Добавить в цитаты Настройки чтения

Страница 97 из 136

А когда он накрыл моей рукой член Амора и легонько сжал ее сверху – у меня на миг потемнело в глазах и закончилось дыхание. Пусть эти двое и потомки богов, но демоны они еще те – да разве ж можно творить такое с женщиной?… Амор вздрогнул, застонал сквозь зубы, одновременно – беспомощный и способный на все. Мой. Действительно мой. Наши глаза с Альдаром встретились, и я уловила в них всего одну мысль: «Ни о чем не беспокойся – я за вами присмотрю».

Амор в меня не вошел – он ринулся в меня, как самоубийца в бездну. Весь. Целиком. Упал и замер, насквозь пронзив молнией удовольствия. Я инстинктивно сжалась вокруг него – невыразимо сладко для нас обоих… И эта сладость сполна отразилась в его сумасшедших, колдовских глазах: «Сладко… как же сладко в тебе»… Ответная мысль рванулась, как птица в небо: «Хочу тебя… хочу всего… хочу так – как это нужно тебе»…
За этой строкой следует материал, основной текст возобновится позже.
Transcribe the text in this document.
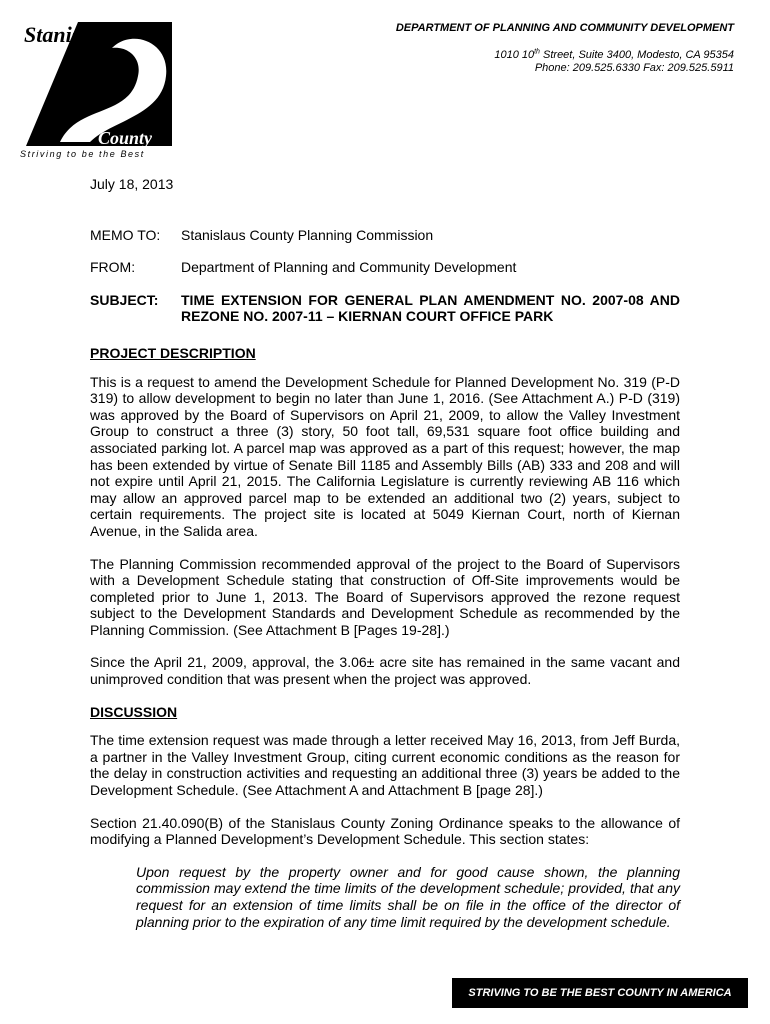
Stanislaus
County
Striving to be the Best
DEPARTMENT OF PLANNING AND COMMUNITY DEVELOPMENT
1010 10th Street, Suite 3400, Modesto, CA 95354
Phone: 209.525.6330 Fax: 209.525.5911
July 18, 2013
MEMO TO:	Stanislaus County Planning Commission
FROM:	Department of Planning and Community Development
SUBJECT:	TIME EXTENSION FOR GENERAL PLAN AMENDMENT NO. 2007-08 AND REZONE NO. 2007-11 – KIERNAN COURT OFFICE PARK
PROJECT DESCRIPTION

This is a request to amend the Development Schedule for Planned Development No. 319 (P-D 319) to allow development to begin no later than June 1, 2016. (See Attachment A.) P-D (319) was approved by the Board of Supervisors on April 21, 2009, to allow the Valley Investment Group to construct a three (3) story, 50 foot tall, 69,531 square foot office building and associated parking lot. A parcel map was approved as a part of this request; however, the map has been extended by virtue of Senate Bill 1185 and Assembly Bills (AB) 333 and 208 and will not expire until April 21, 2015. The California Legislature is currently reviewing AB 116 which may allow an approved parcel map to be extended an additional two (2) years, subject to certain requirements. The project site is located at 5049 Kiernan Court, north of Kiernan Avenue, in the Salida area.

The Planning Commission recommended approval of the project to the Board of Supervisors with a Development Schedule stating that construction of Off-Site improvements would be completed prior to June 1, 2013. The Board of Supervisors approved the rezone request subject to the Development Standards and Development Schedule as recommended by the Planning Commission. (See Attachment B [Pages 19-28].)

Since the April 21, 2009, approval, the 3.06± acre site has remained in the same vacant and unimproved condition that was present when the project was approved.

DISCUSSION

The time extension request was made through a letter received May 16, 2013, from Jeff Burda, a partner in the Valley Investment Group, citing current economic conditions as the reason for the delay in construction activities and requesting an additional three (3) years be added to the Development Schedule. (See Attachment A and Attachment B [page 28].)

Section 21.40.090(B) of the Stanislaus County Zoning Ordinance speaks to the allowance of modifying a Planned Development’s Development Schedule. This section states:

Upon request by the property owner and for good cause shown, the planning commission may extend the time limits of the development schedule; provided, that any request for an extension of time limits shall be on file in the office of the director of planning prior to the expiration of any time limit required by the development schedule.
STRIVING TO BE THE BEST COUNTY IN AMERICA
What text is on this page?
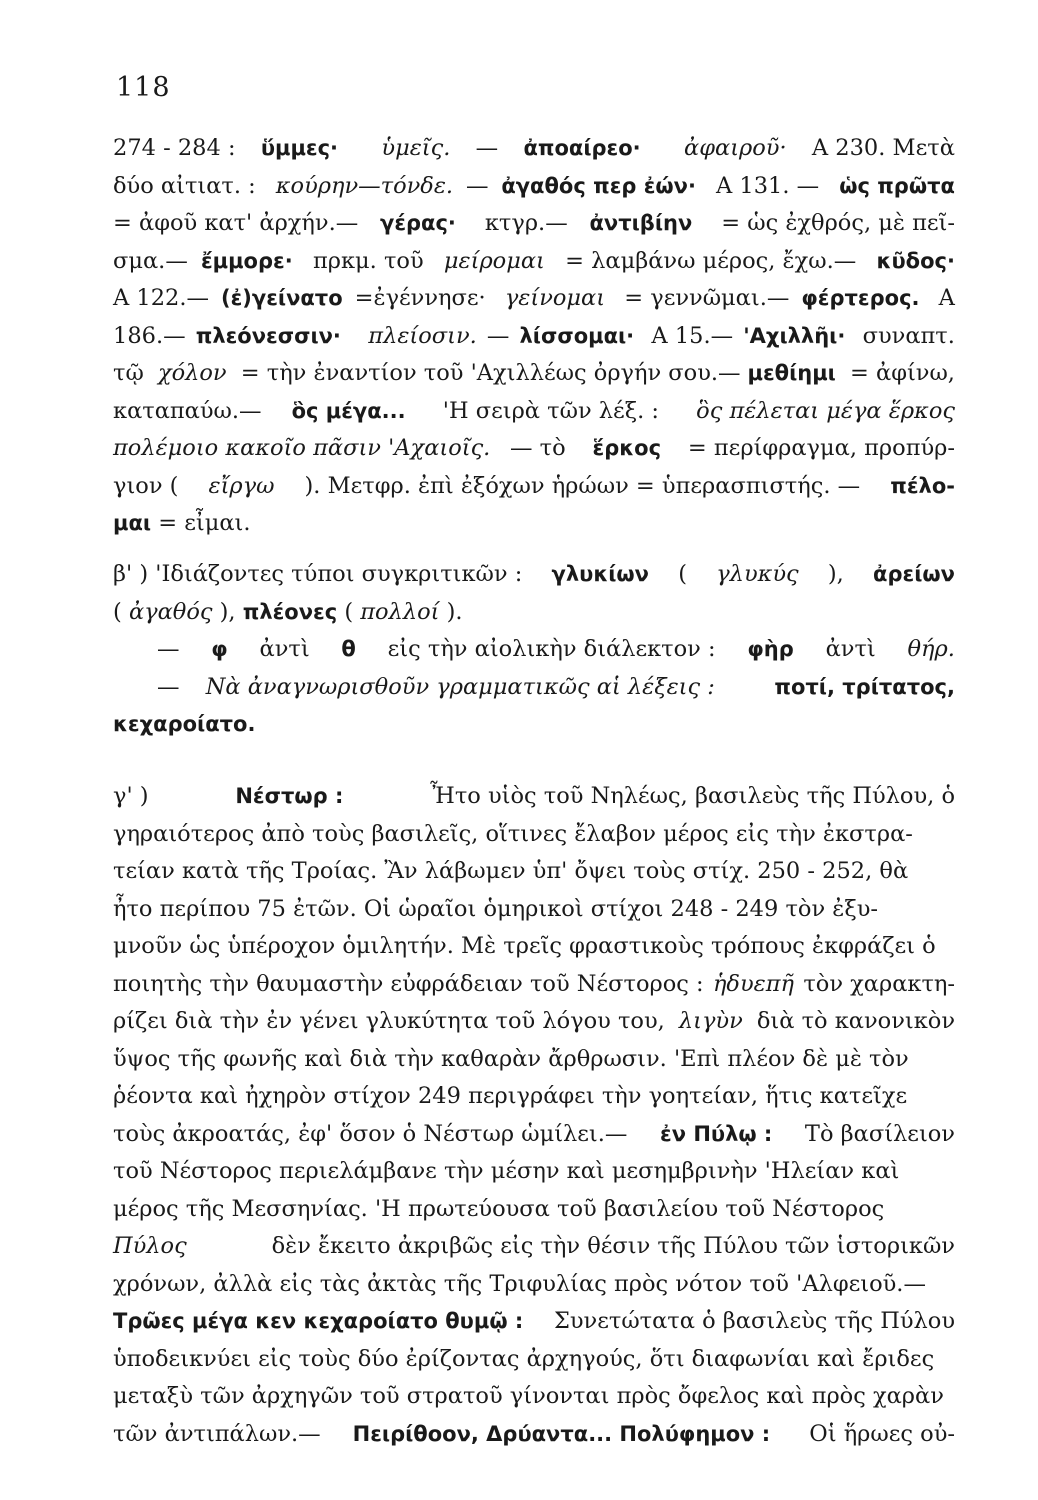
118
274 - 284 : ὕμμες·
ὑμεῖς. — ἀποαίρεο·
ἀφαιροῦ· Α 230. Μετὰ
δύο αἰτιατ. : κούρην—τόνδε. — ἀγαθός περ ἐών· Α 131. — ὡς πρῶτα
= ἀφοῦ κατ' ἀρχήν.— γέρας· κτγρ.— ἀντιβίην = ὡς ἐχθρός, μὲ πεῖ-
σμα.— ἔμμορε· πρκμ. τοῦ μείρομαι = λαμβάνω μέρος, ἔχω.— κῦδος·
Α 122.— (ἐ)γείνατο =ἐγέννησε· γείνομαι = γεννῶμαι.— φέρτερος. Α
186.— πλεόνεσσιν·
πλείοσιν. — λίσσομαι· Α 15.— 'Αχιλλῆι· συναπτ.
τῷ χόλον = τὴν ἐναντίον τοῦ 'Αχιλλέως ὀργήν σου.— μεθίημι = ἀφίνω,
καταπαύω.— ὃς μέγα... 'Η σειρὰ τῶν λέξ. : ὃς πέλεται μέγα ἕρκος
πολέμοιο κακοῖο πᾶσιν 'Αχαιοῖς. — τὸ ἕρκος = περίφραγμα, προπύρ-
γιον ( εἴργω ). Μετφρ. ἐπὶ ἐξόχων ἡρώων = ὑπερασπιστής. — πέλο-
μαι = εἶμαι.
β' ) 'Ιδιάζοντες τύποι συγκριτικῶν : γλυκίων ( γλυκύς ), ἀρείων
( ἀγαθός ), πλέονες ( πολλοί ).
— φ ἀντὶ θ εἰς τὴν αἰολικὴν διάλεκτον : φὴρ ἀντὶ θήρ.
— Νὰ ἀναγνωρισθοῦν γραμματικῶς αἱ λέξεις :
	ποτί, τρίτατος,
κεχαροίατο.
γ' )	Νέστωρ :	Ἦτο υἱὸς τοῦ Νηλέως, βασιλεὺς τῆς Πύλου, ὁ
γηραιότερος ἀπὸ τοὺς βασιλεῖς, οἵτινες ἔλαβον μέρος εἰς τὴν ἐκστρα-
τείαν κατὰ τῆς Τροίας. Ἂν λάβωμεν ὑπ' ὄψει τοὺς στίχ. 250 - 252, θὰ
ἦτο περίπου 75 ἐτῶν. Οἱ ὡραῖοι ὁμηρικοὶ στίχοι 248 - 249 τὸν ἐξυ-
μνοῦν ὡς ὑπέροχον ὁμιλητήν. Μὲ τρεῖς φραστικοὺς τρόπους ἐκφράζει ὁ
ποιητὴς τὴν θαυμαστὴν εὐφράδειαν τοῦ Νέστορος : ἡδυεπῆ τὸν χαρακτη-
ρίζει διὰ τὴν ἐν γένει γλυκύτητα τοῦ λόγου του, λιγὺν διὰ τὸ κανονικὸν
ὕψος τῆς φωνῆς καὶ διὰ τὴν καθαρὰν ἄρθρωσιν. 'Επὶ πλέον δὲ μὲ τὸν
ῥέοντα καὶ ἠχηρὸν στίχον 249 περιγράφει τὴν γοητείαν, ἥτις κατεῖχε
τοὺς ἀκροατάς, ἐφ' ὅσον ὁ Νέστωρ ὡμίλει.— ἐν Πύλῳ : Τὸ βασίλειον
τοῦ Νέστορος περιελάμβανε τὴν μέσην καὶ μεσημβρινὴν 'Ηλείαν καὶ
μέρος τῆς Μεσσηνίας. 'Η πρωτεύουσα τοῦ βασιλείου τοῦ Νέστορος
Πύλος	δὲν ἔκειτο ἀκριβῶς εἰς τὴν θέσιν τῆς Πύλου τῶν ἱστορικῶν
χρόνων, ἀλλὰ εἰς τὰς ἀκτὰς τῆς Τριφυλίας πρὸς νότον τοῦ 'Αλφειοῦ.—
Τρῶες μέγα κεν κεχαροίατο θυμῷ : Συνετώτατα ὁ βασιλεὺς τῆς Πύλου
ὑποδεικνύει εἰς τοὺς δύο ἐρίζοντας ἀρχηγούς, ὅτι διαφωνίαι καὶ ἔριδες
μεταξὺ τῶν ἀρχηγῶν τοῦ στρατοῦ γίνονται πρὸς ὄφελος καὶ πρὸς χαρὰν
τῶν ἀντιπάλων.— Πειρίθοον, Δρύαντα... Πολύφημον : Οἱ ἥρωες οὐ-
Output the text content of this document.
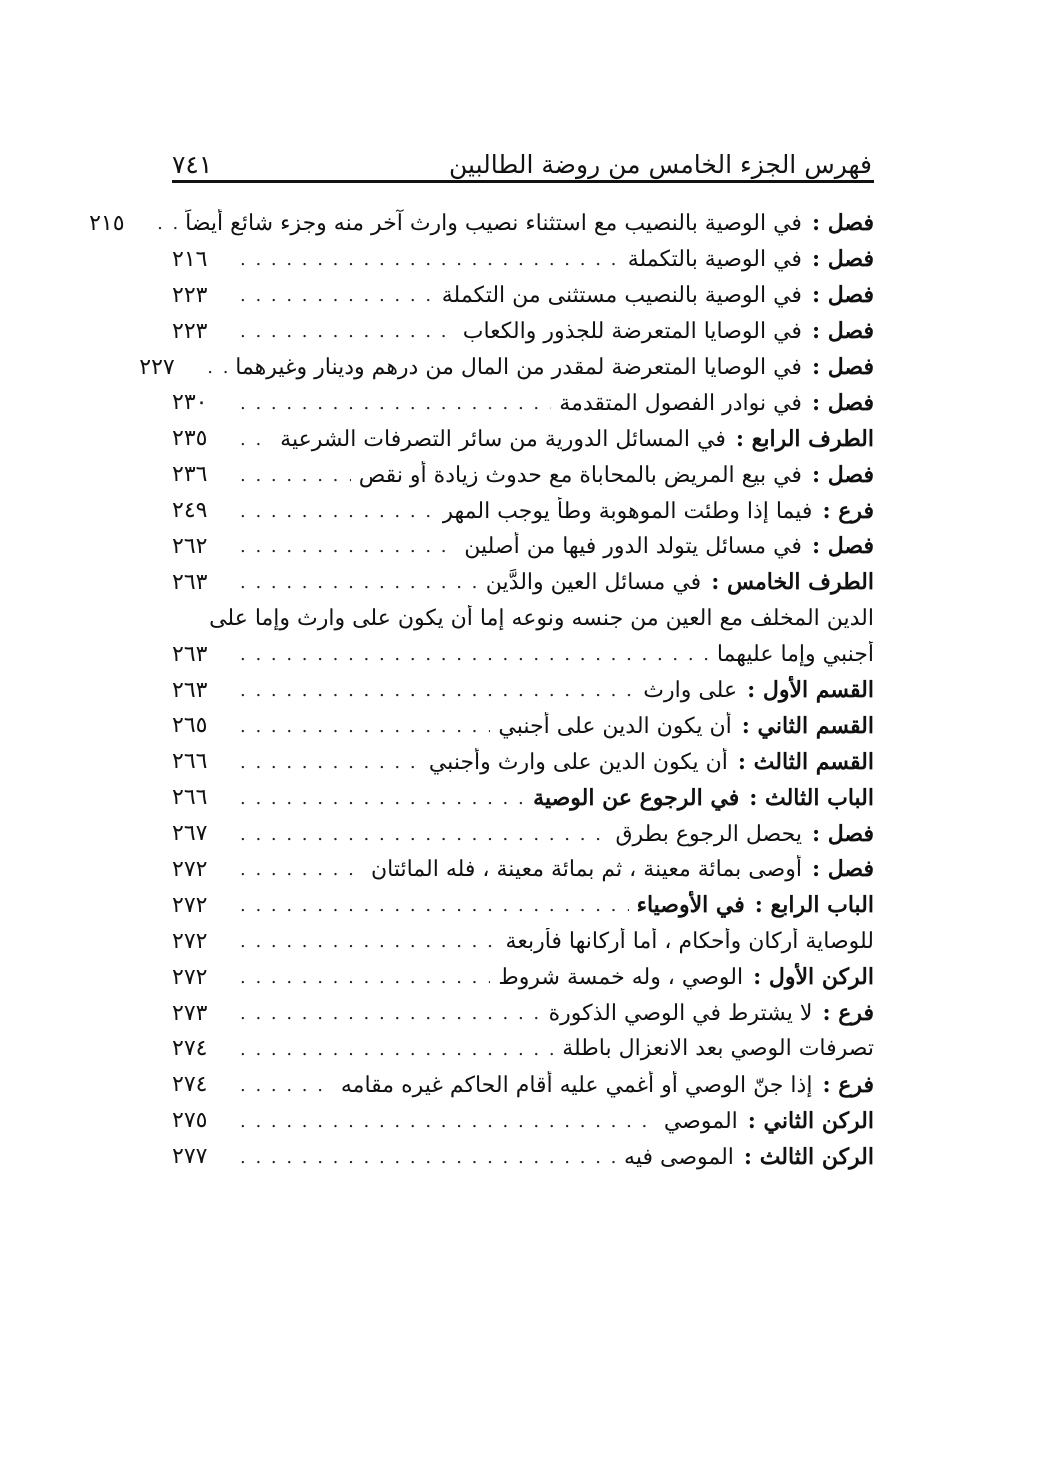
فهرس الجزء الخامس من روضة الطالبين
٧٤١
فصل :في الوصية بالنصيب مع استثناء نصيب وارث آخر منه وجزء شائع أيضاً
. . .
٢١٥
فصل :في الوصية بالتكملة
. . .
٢١٦
فصل :في الوصية بالنصيب مستثنى من التكملة
. . .
٢٢٣
فصل :في الوصايا المتعرضة للجذور والكعاب
. . .
٢٢٣
فصل :في الوصايا المتعرضة لمقدر من المال من درهم ودينار وغيرهما
. . .
٢٢٧
فصل :في نوادر الفصول المتقدمة
. . .
٢٣٠
الطرف الرابع :في المسائل الدورية من سائر التصرفات الشرعية
. . .
٢٣٥
فصل :في بيع المريض بالمحاباة مع حدوث زيادة أو نقص
. . .
٢٣٦
فرع :فيما إذا وطئت الموهوبة وطأ يوجب المهر
. . .
٢٤٩
فصل :في مسائل يتولد الدور فيها من أصلين
. . .
٢٦٢
الطرف الخامس :في مسائل العين والدَّين
. . .
٢٦٣
الدين المخلف مع العين من جنسه ونوعه إما أن يكون على وارث وإما على
أجنبي وإما عليهما
. . .
٢٦٣
القسم الأول :على وارث
. . .
٢٦٣
القسم الثاني :أن يكون الدين على أجنبي
. . .
٢٦٥
القسم الثالث :أن يكون الدين على وارث وأجنبي
. . .
٢٦٦
الباب الثالث :في الرجوع عن الوصية
. . .
٢٦٦
فصل :يحصل الرجوع بطرق
. . .
٢٦٧
فصل :أوصى بمائة معينة ، ثم بمائة معينة ، فله المائتان
. . .
٢٧٢
الباب الرابع :في الأوصياء
. . .
٢٧٢
للوصاية أركان وأحكام ، أما أركانها فأربعة
. . .
٢٧٢
الركن الأول :الوصي ، وله خمسة شروط
. . .
٢٧٢
فرع :لا يشترط في الوصي الذكورة
. . .
٢٧٣
تصرفات الوصي بعد الانعزال باطلة
. . .
٢٧٤
فرع :إذا جنّ الوصي أو أغمي عليه أقام الحاكم غيره مقامه
. . .
٢٧٤
الركن الثاني :الموصي
. . .
٢٧٥
الركن الثالث :الموصى فيه
. . .
٢٧٧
…В этом не было ни принадлежности, ни обладания – мы оказались с ним равны в своем сумасшествии. Это был даже не секс – это была потребность, восставшая из мертвых, из самых глубин, с какого-то первичного уровня. Потребность, которая возникла раньше, чем желание есть, пить и жить, возникла – до всего… Бездумно и безоглядно мы вжимались, вламывались друг в друга так, словно хотели просочиться под кожу… Захлебываясь, задыхаясь, мы цеплялись, мы хватались друг за друга, как – утопающие за соломинку… Мы взламывали все пароли и отменяли все границы – как будто в том, другом, находится важная, недостающая часть тебя. Часть – без которой тебя нет, и не будет. И дотянуться до нее, соединиться с ней – вопрос жизни и смерти… По сравнению с этим даже невероятная сила альфара отошла на второй план – как что-то несущественное. И когда я вслепую нашарила в нем то, что искала, а он – во мне, мир не выдержал, сдался, взорвался ослепительным фейерверком, и потом оказалось – он умер. Чтобы родиться заново – уже нашим…

А после того, как мы с Амором пришли в себя, меня ждало очередное потрясение. Любовь – безграничная, всемогущая, вездесущая, была во всем: в его глазах, губах, каждой черточке, сердцебиении, дыхании. Она слепила лучами, рвалась наружу, выплескивалась через край, пока я не начала задыхаться от нее – в себе…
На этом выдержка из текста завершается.